Letter to the Editor: Mother/nurse raises concerns over treatment received at hospital.
Dear Editor,
I am concerned for the safety of patients who are being treated at the Spectrum Health Ludington Hospital Emergency Room. On Sunday, Oct. 22, 2017, my young son had a severe reaction to a bee sting. Within 20 minutes of the sting his lips, ears, and face were swollen and he had hives head to toe on his body. We rushed him to the Spectrum ER where he was given Epinephrine, IV steroids, and IV Benadryl to stop the reaction. He responded positively and we were sent home within two hours. We were given a prescription for an EpiPen that we promptly filled, to be used in case of a future life threatening reaction.
The next day, I learned that there was a smaller dose of EpiPen (EpiPen Jr.) that may have been more appropriately prescribed and began to investigate. The EpiPen manufacturer’s website made clear that my son had been given the wrong dosage, double the recommended amount. He should have been given the EpiPen Jr., but was prescribed the adult dosage. Later, when I looked at the discharge papers I noticed that on the listed medication that he was being discharged with a completely different dosage which does not even exist in an EpiPen. I called the pharmacy and they confirmed that he likely had been given the wrong dosage and that I should call the prescribing physician.

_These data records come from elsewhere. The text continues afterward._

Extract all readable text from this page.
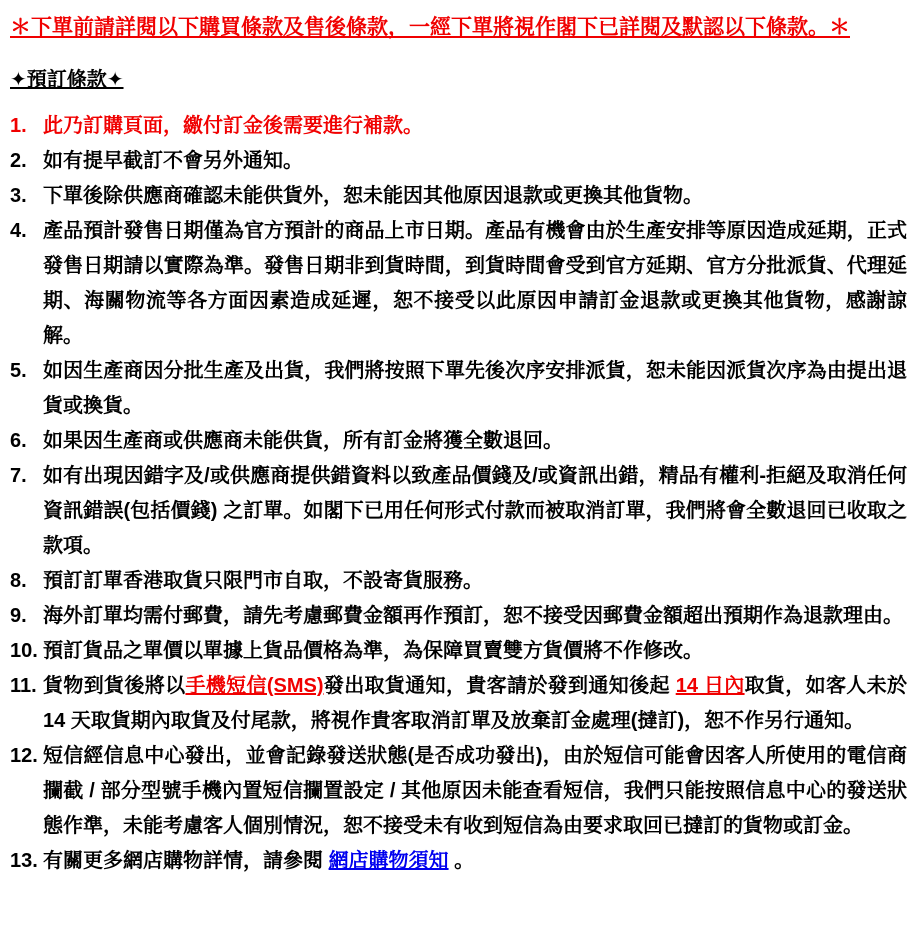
＊下單前請詳閱以下購買條款及售後條款，一經下單將視作閣下已詳閱及默認以下條款。＊

✦預訂條款✦
1. 此乃訂購頁面，繳付訂金後需要進行補款。
2. 如有提早截訂不會另外通知。
3. 下單後除供應商確認未能供貨外，恕未能因其他原因退款或更換其他貨物。
4. 產品預計發售日期僅為官方預計的商品上市日期。產品有機會由於生產安排等原因造成延期，正式發售日期請以實際為準。發售日期非到貨時間，到貨時間會受到官方延期、官方分批派貨、代理延期、海關物流等各方面因素造成延遲，恕不接受以此原因申請訂金退款或更換其他貨物，感謝諒解。
5. 如因生產商因分批生產及出貨，我們將按照下單先後次序安排派貨，恕未能因派貨次序為由提出退貨或換貨。
6. 如果因生產商或供應商未能供貨，所有訂金將獲全數退回。
7. 如有出現因錯字及/或供應商提供錯資料以致產品價錢及/或資訊出錯，精品有權利-拒絕及取消任何資訊錯誤(包括價錢) 之訂單。如閣下已用任何形式付款而被取消訂單，我們將會全數退回已收取之款項。
8. 預訂訂單香港取貨只限門市自取，不設寄貨服務。
9. 海外訂單均需付郵費，請先考慮郵費金額再作預訂，恕不接受因郵費金額超出預期作為退款理由。
10. 預訂貨品之單價以單據上貨品價格為準，為保障買賣雙方貨價將不作修改。
11. 貨物到貨後將以手機短信(SMS)發出取貨通知，貴客請於發到通知後起 14 日內取貨，如客人未於 14 天取貨期內取貨及付尾款，將視作貴客取消訂單及放棄訂金處理(撻訂)，恕不作另行通知。
12. 短信經信息中心發出，並會記錄發送狀態(是否成功發出)，由於短信可能會因客人所使用的電信商攔截 / 部分型號手機內置短信攔置設定 / 其他原因未能查看短信，我們只能按照信息中心的發送狀態作準，未能考慮客人個別情況，恕不接受未有收到短信為由要求取回已撻訂的貨物或訂金。
13. 有關更多網店購物詳情，請參閱 網店購物須知 。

I immediately called the ER and spoke with the nurse in charge. As I explained my concern, she began questioning where I had obtained my information. I explained my investigation and the steps I had taken. She then suggested I give “half a dose” of the EpiPen. Anyone who has used an EpiPen knows that due to the nature of the packaging that giving half a dose is impossible. She asked, “How could you know the dose of the medicine? Where are you reading it on the packaging?” She was very condescending. I then explained to her that I am a RN and that I understand how medication works. I explained the packaging and she told me I needed to contact my family physician. I told her I wanted the prescribing physician to rectify the situation and she told me he had gone home for the day. She told me that “I don’t think he will get stung tonight.” She put me on hold spoke to the physician working in the ER. After several minutes, she returned and said, “he feels the dose your son was prescribed was appropriate, so that makes two physicians that say it’s fine. You will just have to call your family doctor tomorrow.” I assured her that I would be doing that. Her tone throughout the exchange was very rude and condescending. It was as if I had committed a great error by questioning a medication dosage. There was no concern or humility in her tone, no indication that the medication dosage should be clarified except when I insisted that I needed an answer from them. My intent in calling was not to accuse, just to ensure I had the correct strength medication for my child. I was not trying to cause difficulty for the nurse, I was simply asking a question.
The next day our family doctor confirmed that the dose that he was prescribed was inappropriate. She also stated that if the EpiPen was used on my son in the future I should immediately report to the ER. His heart rate and blood pressure must be monitored since this is a serious medication. His blood pressure was never checked during his visit to the ER and his heart rate and oxygenation were only checked two or three times for a minute or so. She expressed concern that that was not appropriate care.
Sadly this was not an isolated incident. Several months ago we had another problem with the ER. I had taken my older son in when he had been extremely ill with a high fever for many days. He was diagnosed with excessive ear wax and constipation (I’m not making that up). I was concerned then that his care was inappropriate based upon his symptoms. I called and spoke with someone in administration who assured me that she would investigate the case and get back with me. I received a letter in the mail a few weeks later thanking me for my concerns and assuring me that the care that he received was determined to be appropriate. I hoped that this was an isolated incident, but I now know that it was not. After speaking with our family physician, she once again agreed that his treatment was not appropriate.
Mistakes happen. Doctors are human and make mistakes. When I was a practicing nurse, I know I made mistakes. It is scary knowing that lives are in your care when you are just human. However, when mistakes are made, an investigation must happen and systems put in place to prevent the same mistake from happening again. Finger pointing and putting down a mother that questions medication dosages does nothing to advance quality patient care. Owning up to a mistake or even explaining the rationale behind a questionable dosage would be very appreciated.
As a mother and a nurse, I am concerned for patient safety in our community. The care that my children have received did not result in harm to them, but what about someone who has no advocate or someone who has no medical training and would not know to check dosages? What if I had given my son the prescribed dosage of epinephrine and he had suffered harm? Why was my son’s blood pressure never checked when he came in with anaphylaxis?
NOTE: I have chosen to make this story public after several attempts to reach out to the hospital. Those attempts left me feeling as if my concerns were being ignored. It is very concerning knowing that the only local hospital is not a safe place to take my children in an emergency. I feel that I am responsible to warn others in our community to advocate for themselves and their loved ones. I hope to see meaningful changes in the future so that we can have confidence in the safety and quality of care at our local hospital.